I'm an American currently living in the Washington DC area with a BS in plant science. I work for the National Park Service here in the USA, but my job is only seasonal which leaves me with 6 months of the year with very little to do except work part time in jobs unrelated to my field. To apply for a 12 month position with the Park Service in this country I need to accumulate a certain amount of time on the job but it takes a few seasons to do this. 

Anyway, I was just wondering how easy it is to obtain seasonal work in South Africa. Are there many restrictions in place that prevent foreigners from obtaining work or is this relatively common as it is in the united states? I'd like to find work in the agricultural industry or in greenhouse production, but really I'd be willing to take any job. 
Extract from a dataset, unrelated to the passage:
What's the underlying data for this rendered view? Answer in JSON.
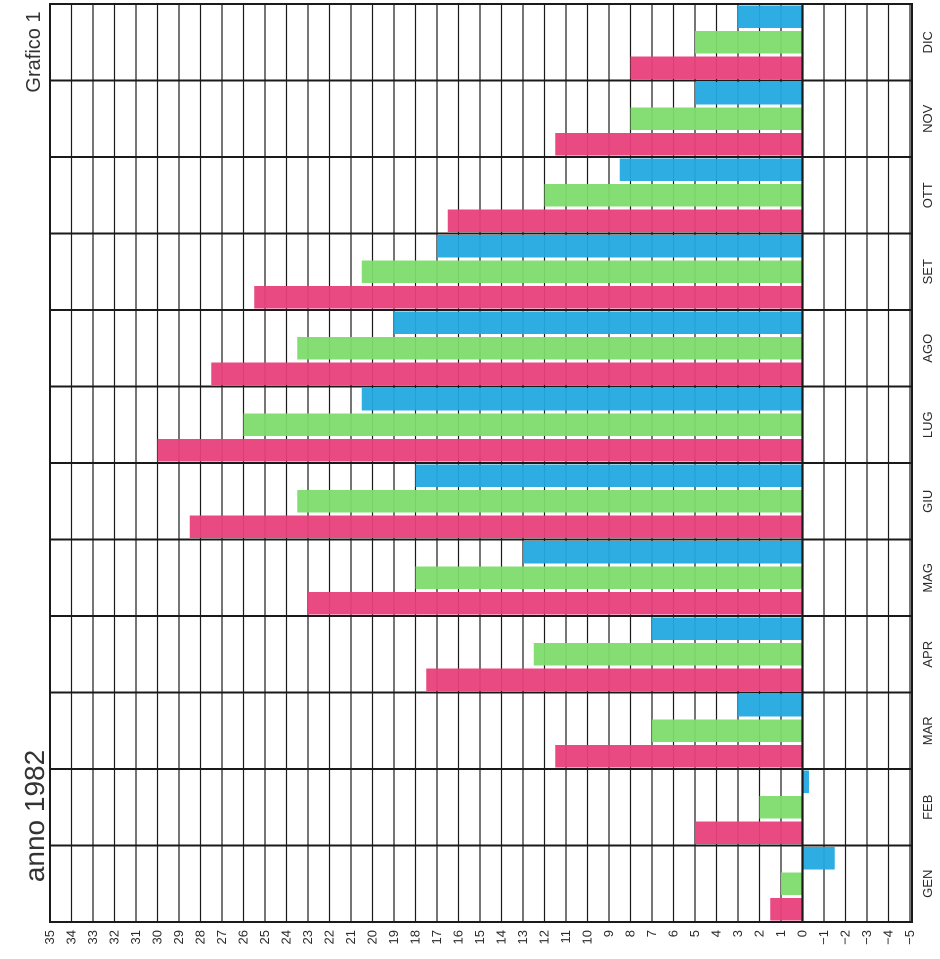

Also, if anyone knows any place on the web that would be a good place to start my search I'd appreciate it. It's hard to tell which sites are just legitimate and which are not.

thanks a lot!
-Dan


----------



## Guest (Mar 16, 2011)

Hi

Unfortunately, "seasonal work" is reserved for fruit pickers etc, i.e. unskilled labor. If you wish to work in South Africa, you will need to apply for a "proper" work permit. 

I would suggest using goolge to find positions within South Africa in your field. I work in the immigration industry, and have not come across any recrtuiment website that would be helpful in your field. But I do no know that there are some organisations that may be interested. But these do not post positions on official recruitment sites.


----------